Le freinage n’est pas des plus mordants. J’étais surpris, car les Shimano MT200 font normalement le job. Il est toutefois progressif (oui tout doit être progressif dans le vélo). Mais il faut bien presser les manettes de freins en cas de freinage appuyé. Peut-être un calibrage particulier pour éviter les accidents en cas de freinage d’urgence.
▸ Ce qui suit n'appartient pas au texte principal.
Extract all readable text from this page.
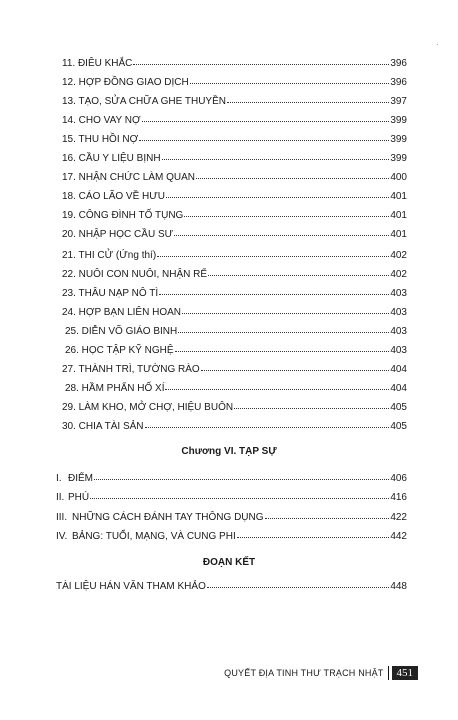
·
11. ĐIÊU KHẮC	396
12. HỢP ĐỒNG GIAO DỊCH	396
13. TẠO, SỬA CHỮA GHE THUYỀN	397
14. CHO VAY NỢ	399
15. THU HỒI NỢ	399
16. CẦU Y LIỆU BỊNH	399
17. NHẬN CHỨC LÀM QUAN	400
18. CÁO LÃO VỀ HƯU	401
19. CÔNG ĐÌNH TỐ TỤNG	401
20. NHẬP HỌC CẦU SƯ	401
21. THI CỬ (Ứng thí)	402
22. NUÔI CON NUÔI, NHẬN RỂ	402
23. THÂU NẠP NÔ TÌ	403
24. HỢP BẠN LIÊN HOAN	403
25. DIỄN VÕ GIÁO BINH	403
26. HỌC TẬP KỸ NGHỆ	403
27. THÀNH TRÌ, TƯỜNG RÀO	404
28. HẦM PHẨN HỐ XÍ	404
29. LÀM KHO, MỞ CHỢ, HIỆU BUÔN	405
30. CHIA TÀI SẢN	405
Chương VI. TẠP SỰ
I. ĐIỂM	406
II. PHÚ	416
III. NHỮNG CÁCH ĐÁNH TAY THÔNG DỤNG	422
IV. BẢNG: TUỔI, MẠNG, VÀ CUNG PHI	442
ĐOẠN KẾT
TÀI LIỆU HÁN VĂN THAM KHẢO	448
QUYẾT ĐỊA TINH THƯ TRẠCH NHẬT	451
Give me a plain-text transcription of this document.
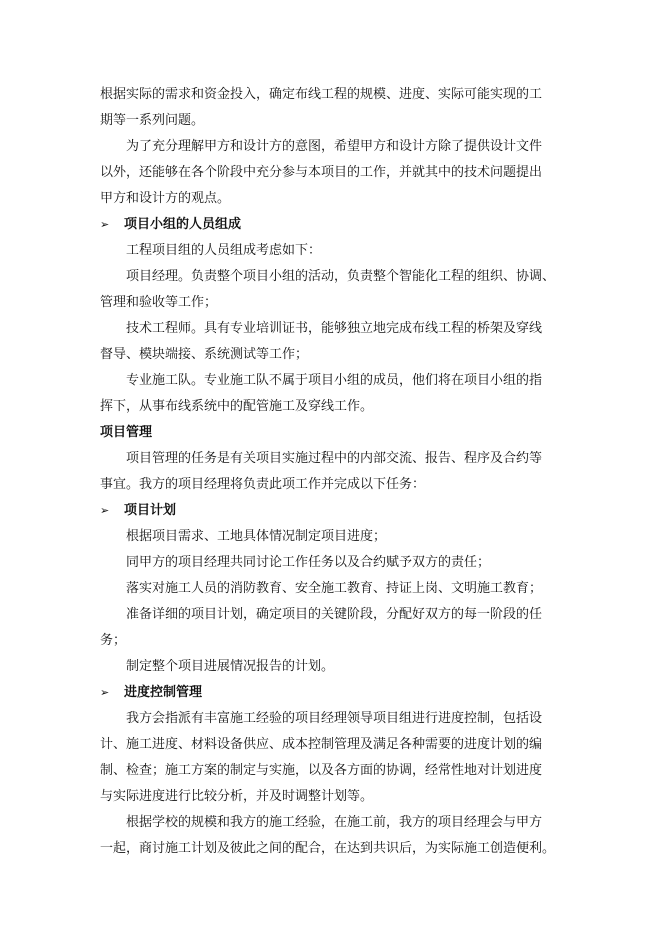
根据实际的需求和资金投入，确定布线工程的规模、进度、实际可能实现的工
期等一系列问题。
为了充分理解甲方和设计方的意图，希望甲方和设计方除了提供设计文件
以外，还能够在各个阶段中充分参与本项目的工作，并就其中的技术问题提出
甲方和设计方的观点。
➢ 项目小组的人员组成
工程项目组的人员组成考虑如下：
项目经理。负责整个项目小组的活动，负责整个智能化工程的组织、协调、
管理和验收等工作；
技术工程师。具有专业培训证书，能够独立地完成布线工程的桥架及穿线
督导、模块端接、系统测试等工作；
专业施工队。专业施工队不属于项目小组的成员，他们将在项目小组的指
挥下，从事布线系统中的配管施工及穿线工作。
项目管理
项目管理的任务是有关项目实施过程中的内部交流、报告、程序及合约等
事宜。我方的项目经理将负责此项工作并完成以下任务：
➢ 项目计划
根据项目需求、工地具体情况制定项目进度；
同甲方的项目经理共同讨论工作任务以及合约赋予双方的责任；
落实对施工人员的消防教育、安全施工教育、持证上岗、文明施工教育；
准备详细的项目计划，确定项目的关键阶段，分配好双方的每一阶段的任
务；
制定整个项目进展情况报告的计划。
➢ 进度控制管理
我方会指派有丰富施工经验的项目经理领导项目组进行进度控制，包括设
计、施工进度、材料设备供应、成本控制管理及满足各种需要的进度计划的编
制、检查；施工方案的制定与实施，以及各方面的协调，经常性地对计划进度
与实际进度进行比较分析，并及时调整计划等。
根据学校的规模和我方的施工经验，在施工前，我方的项目经理会与甲方
一起，商讨施工计划及彼此之间的配合，在达到共识后，为实际施工创造便利。
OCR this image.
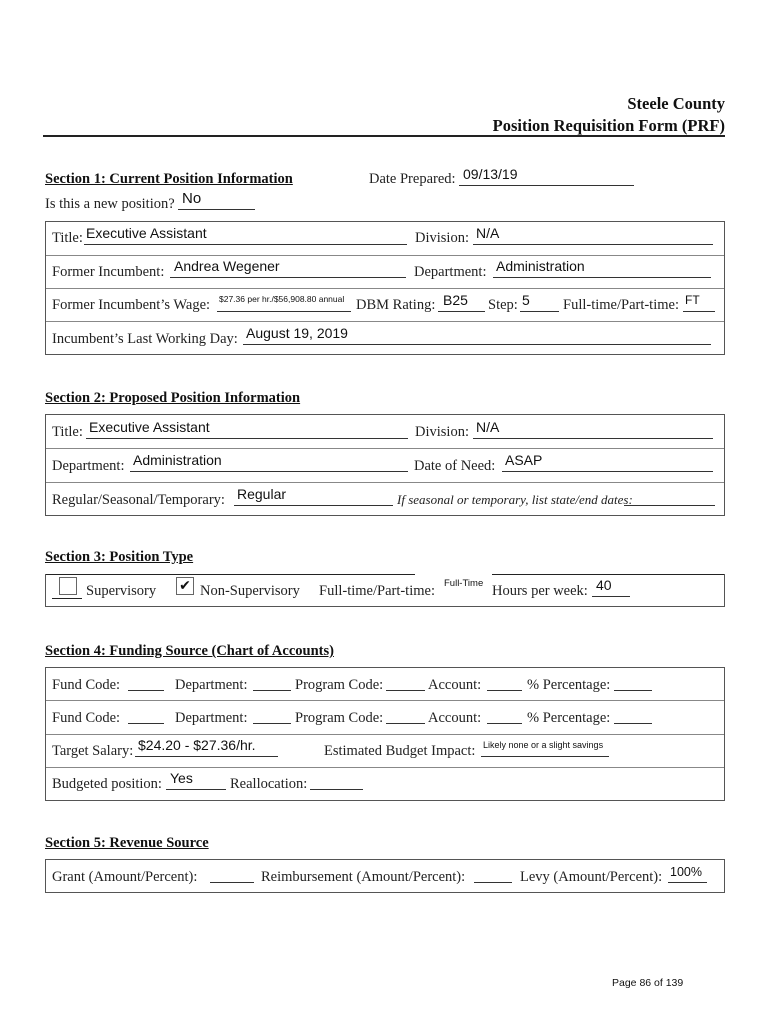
Steele County
Position Requisition Form (PRF)
Section 1: Current Position Information	Date Prepared: 09/13/19
Is this a new position? No
Title: Executive Assistant	Division: N/A
Former Incumbent: Andrea Wegener	Department: Administration
Former Incumbent’s Wage: $27.36 per hr./$56,908.80 annual DBM Rating: B25 Step: 5 Full-time/Part-time: FT
Incumbent’s Last Working Day: August 19, 2019
Section 2: Proposed Position Information
Title: Executive Assistant	Division: N/A
Department: Administration	Date of Need: ASAP
Regular/Seasonal/Temporary: Regular	If seasonal or temporary, list state/end dates:
Section 3: Position Type
Supervisory ✔ Non-Supervisory Full-time/Part-time: Full-Time Hours per week: 40
Section 4: Funding Source (Chart of Accounts)
Fund Code:	Department:	Program Code:	Account:	% Percentage:
Fund Code:	Department:	Program Code:	Account:	% Percentage:
Target Salary: $24.20 - $27.36/hr.	Estimated Budget Impact: Likely none or a slight savings
Budgeted position: Yes	Reallocation:
Section 5: Revenue Source
Grant (Amount/Percent):	Reimbursement (Amount/Percent):	Levy (Amount/Percent): 100%
Page 86 of 139
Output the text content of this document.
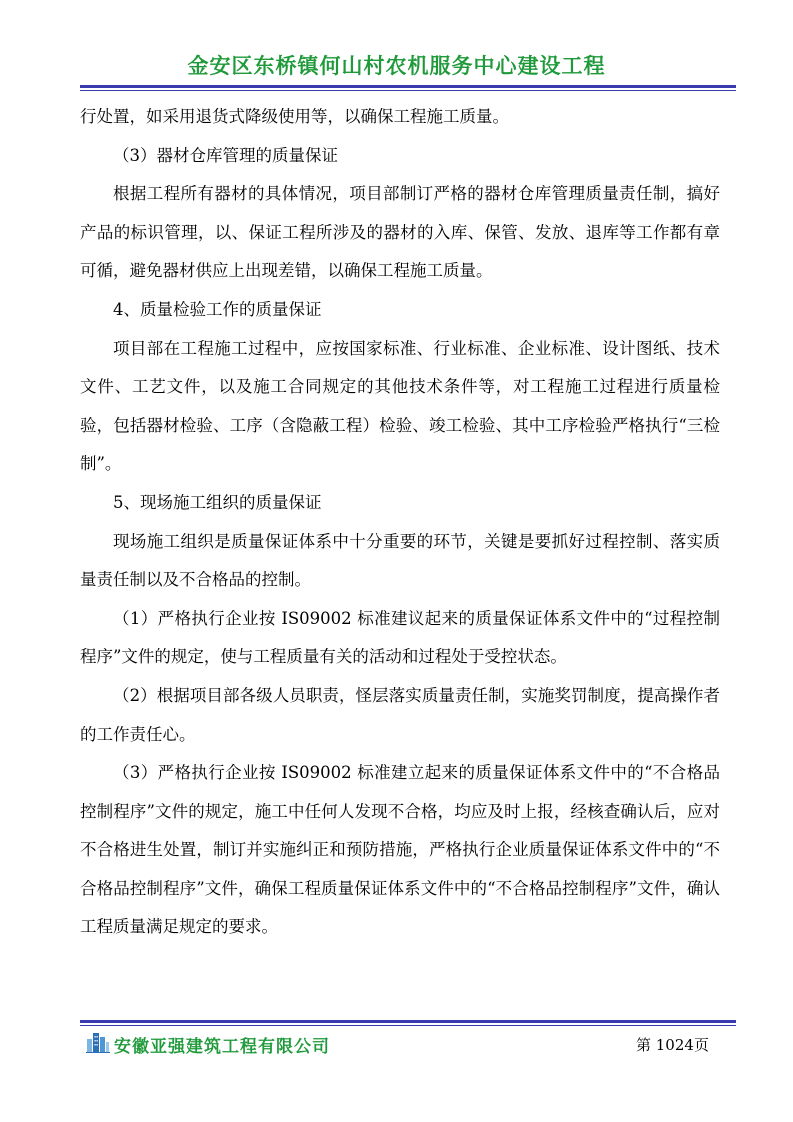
金安区东桥镇何山村农机服务中心建设工程

行处置，如采用退货式降级使用等，以确保工程施工质量。

（3）器材仓库管理的质量保证

根据工程所有器材的具体情况，项目部制订严格的器材仓库管理质量责任制，搞好产品的标识管理，以、保证工程所涉及的器材的入库、保管、发放、退库等工作都有章可循，避免器材供应上出现差错，以确保工程施工质量。

4、质量检验工作的质量保证

项目部在工程施工过程中，应按国家标准、行业标准、企业标准、设计图纸、技术文件、工艺文件，以及施工合同规定的其他技术条件等，对工程施工过程进行质量检验，包括器材检验、工序（含隐蔽工程）检验、竣工检验、其中工序检验严格执行“三检制”。

5、现场施工组织的质量保证

现场施工组织是质量保证体系中十分重要的环节，关键是要抓好过程控制、落实质量责任制以及不合格品的控制。

（1）严格执行企业按 IS09002 标准建议起来的质量保证体系文件中的“过程控制程序”文件的规定，使与工程质量有关的活动和过程处于受控状态。

（2）根据项目部各级人员职责，怪层落实质量责任制，实施奖罚制度，提高操作者的工作责任心。

（3）严格执行企业按 IS09002 标准建立起来的质量保证体系文件中的“不合格品控制程序”文件的规定，施工中任何人发现不合格，均应及时上报，经核查确认后，应对不合格进生处置，制订并实施纠正和预防措施，严格执行企业质量保证体系文件中的“不合格品控制程序”文件，确保工程质量保证体系文件中的“不合格品控制程序”文件，确认工程质量满足规定的要求。

安徽亚强建筑工程有限公司	第 1024页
Les pneus sont bons. Les Schwalbe Big Ben sont un classique offrant un bon mix entre résistance, adhérence sur sec et adhérence sur le mouillé. Malgré leur taille haute et la bonne largeur, ils ne peuvent faire de miracle pour le confort : entre la fourche rigide et l’absence de suspension (y compris sur la tige de selle), vous ressentirez chaque pavé des petites rues pittoresques.
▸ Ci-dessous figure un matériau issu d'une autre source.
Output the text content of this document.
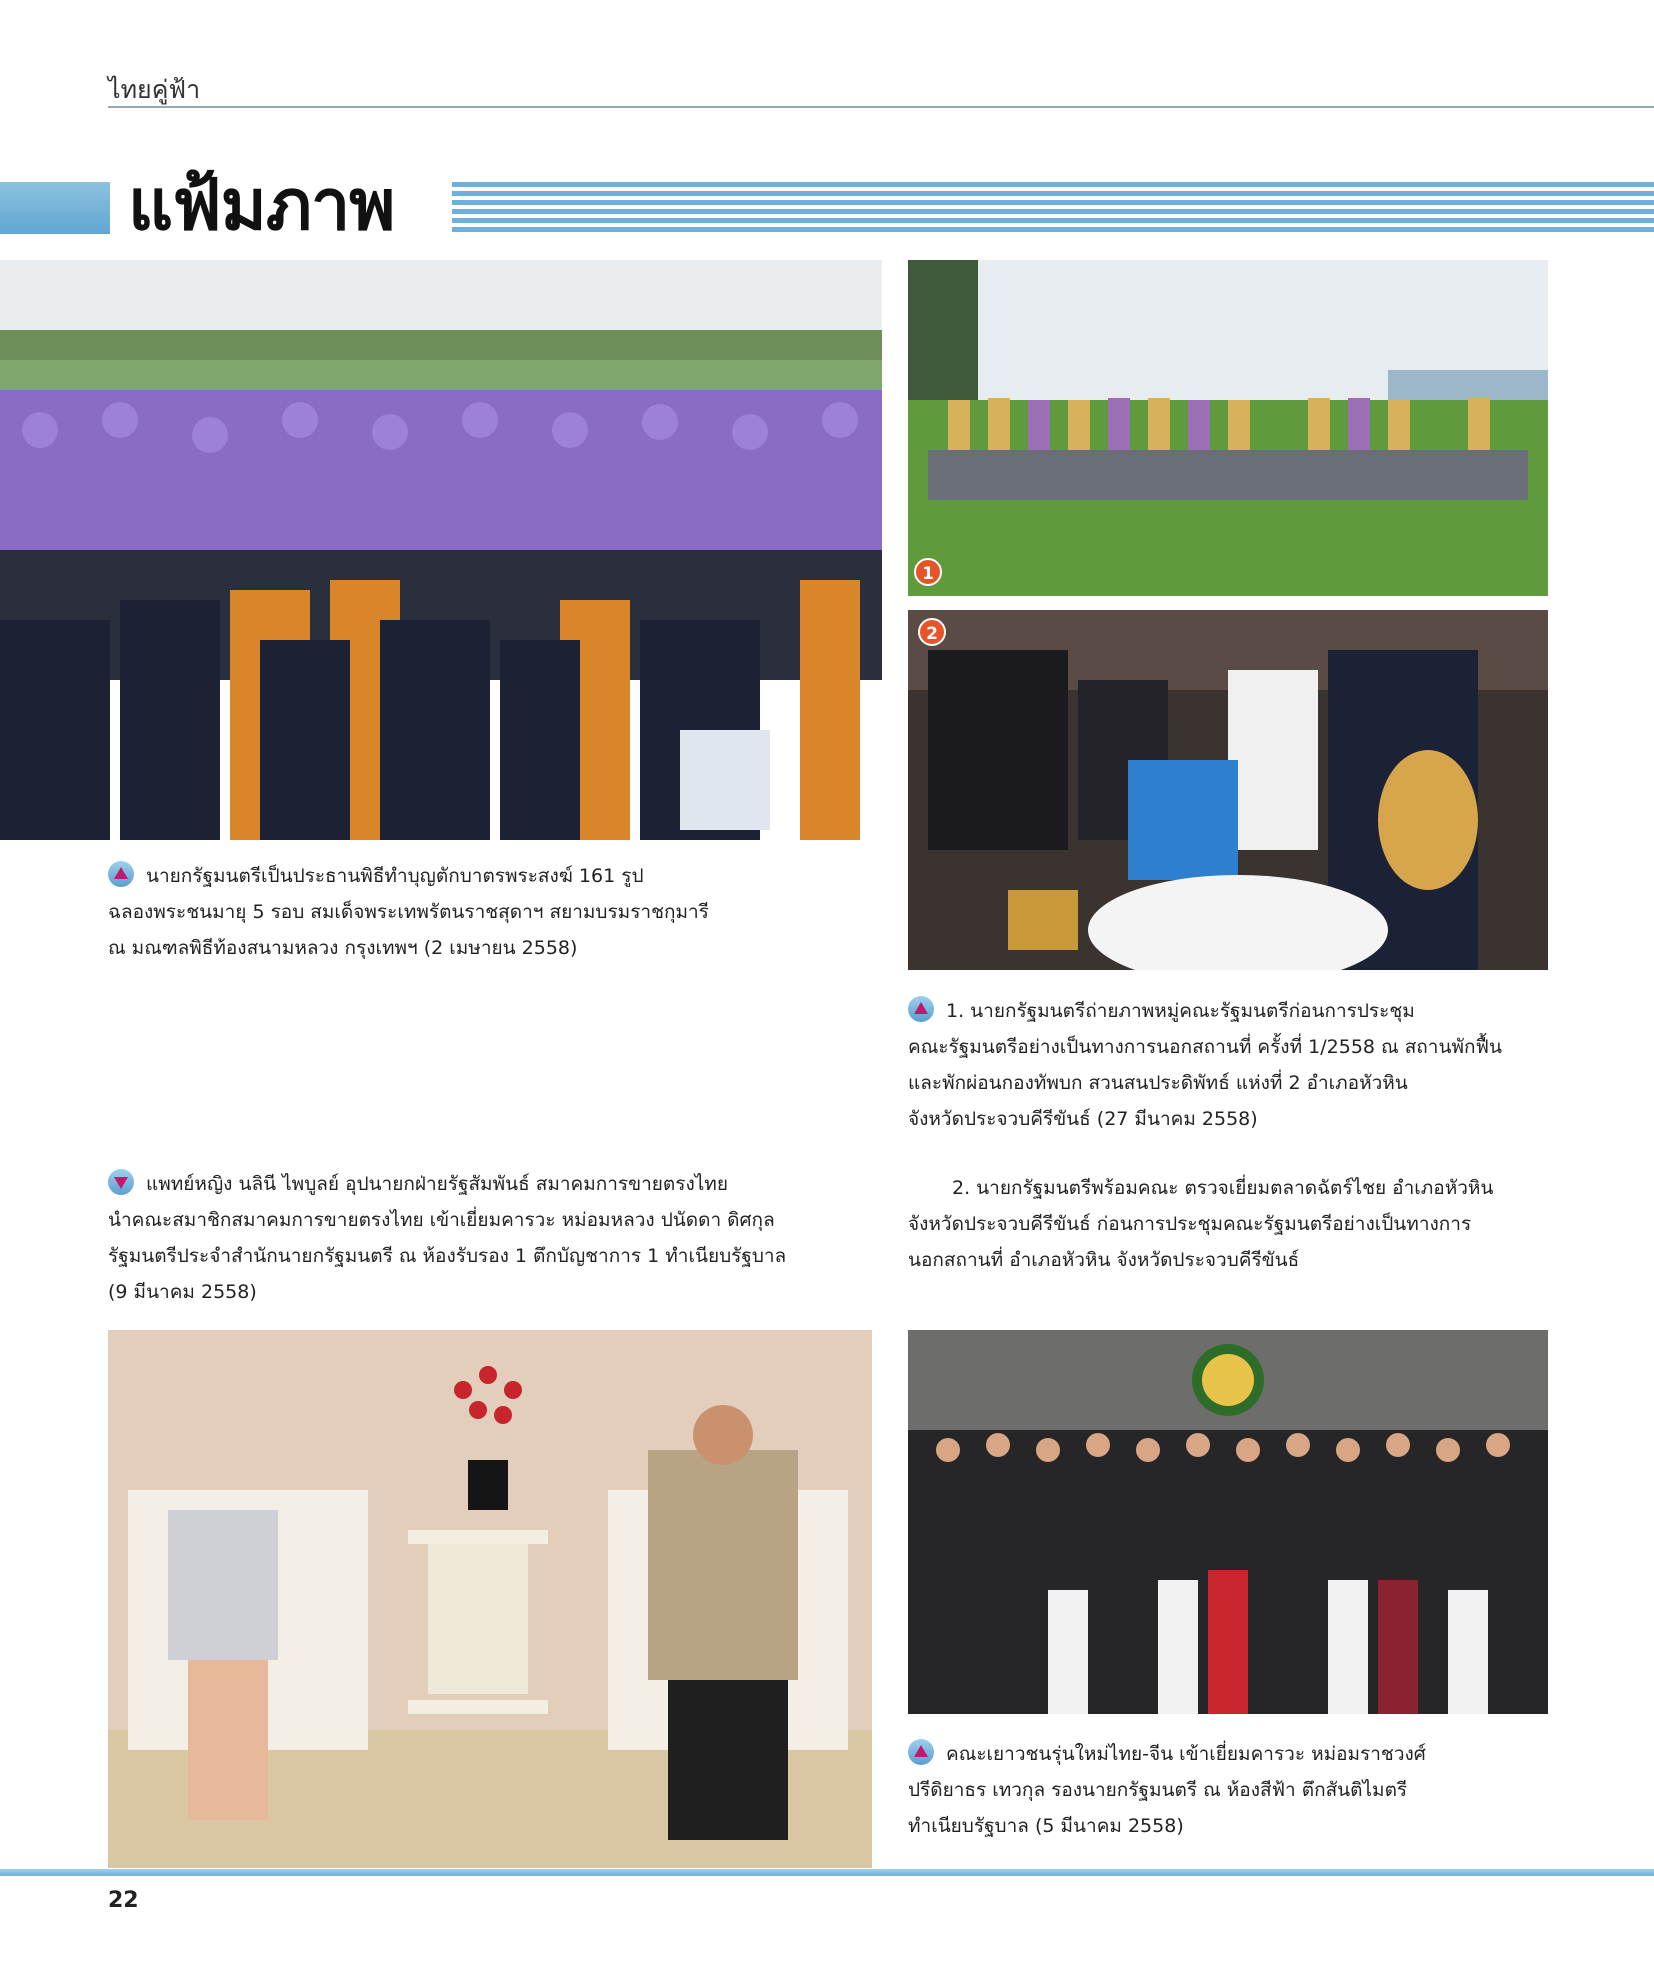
ไทยคู่ฟ้า
แฟ้มภาพ
1
2
นายกรัฐมนตรีเป็นประธานพิธีทำบุญตักบาตรพระสงฆ์ 161 รูป
ฉลองพระชนมายุ 5 รอบ สมเด็จพระเทพรัตนราชสุดาฯ สยามบรมราชกุมารี
ณ มณฑลพิธีท้องสนามหลวง กรุงเทพฯ (2 เมษายน 2558)
1. นายกรัฐมนตรีถ่ายภาพหมู่คณะรัฐมนตรีก่อนการประชุม
คณะรัฐมนตรีอย่างเป็นทางการนอกสถานที่ ครั้งที่ 1/2558 ณ สถานพักฟื้น
และพักผ่อนกองทัพบก สวนสนประดิพัทธ์ แห่งที่ 2 อำเภอหัวหิน
จังหวัดประจวบคีรีขันธ์ (27 มีนาคม 2558)
แพทย์หญิง นลินี ไพบูลย์ อุปนายกฝ่ายรัฐสัมพันธ์ สมาคมการขายตรงไทย
นำคณะสมาชิกสมาคมการขายตรงไทย เข้าเยี่ยมคารวะ หม่อมหลวง ปนัดดา ดิศกุล
รัฐมนตรีประจำสำนักนายกรัฐมนตรี ณ ห้องรับรอง 1 ตึกบัญชาการ 1 ทำเนียบรัฐบาล
(9 มีนาคม 2558)
2. นายกรัฐมนตรีพร้อมคณะ ตรวจเยี่ยมตลาดฉัตร์ไชย อำเภอหัวหิน
จังหวัดประจวบคีรีขันธ์ ก่อนการประชุมคณะรัฐมนตรีอย่างเป็นทางการ
นอกสถานที่ อำเภอหัวหิน จังหวัดประจวบคีรีขันธ์
คณะเยาวชนรุ่นใหม่ไทย-จีน เข้าเยี่ยมคารวะ หม่อมราชวงศ์
ปรีดิยาธร เทวกุล รองนายกรัฐมนตรี ณ ห้องสีฟ้า ตึกสันติไมตรี
ทำเนียบรัฐบาล (5 มีนาคม 2558)
22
Dans un usage urbain, les garde-boue seront salvateurs (mais tirent un poil court pour bien protéger) et le porte-bagage (à la norme AVS) vous motivera à utiliser des sacoches (et même un siège enfant le cas échéant). Petit regret de ne pas avoir de feu de stop malgré l’indication sur la fiche technique.
Motorisation : piano piano enfin, klavier klavier
L’assistance devra être toujours mise à fond. Le moteur manque de patate dans les montées et ce, même avec le mode boost activé. Ce dernier se désactive assez rapidement d’ailleurs et peut vous laisser en plan dans un petit dénivelé. Il restera l’assistance classique qui sollicitera vos jambes pour l’aider. Rien de grave, c’est un vélo après tout. Mais celui-ci n’a pas cette philosophie sportive ce qui rend la chose quelque peu paradoxale.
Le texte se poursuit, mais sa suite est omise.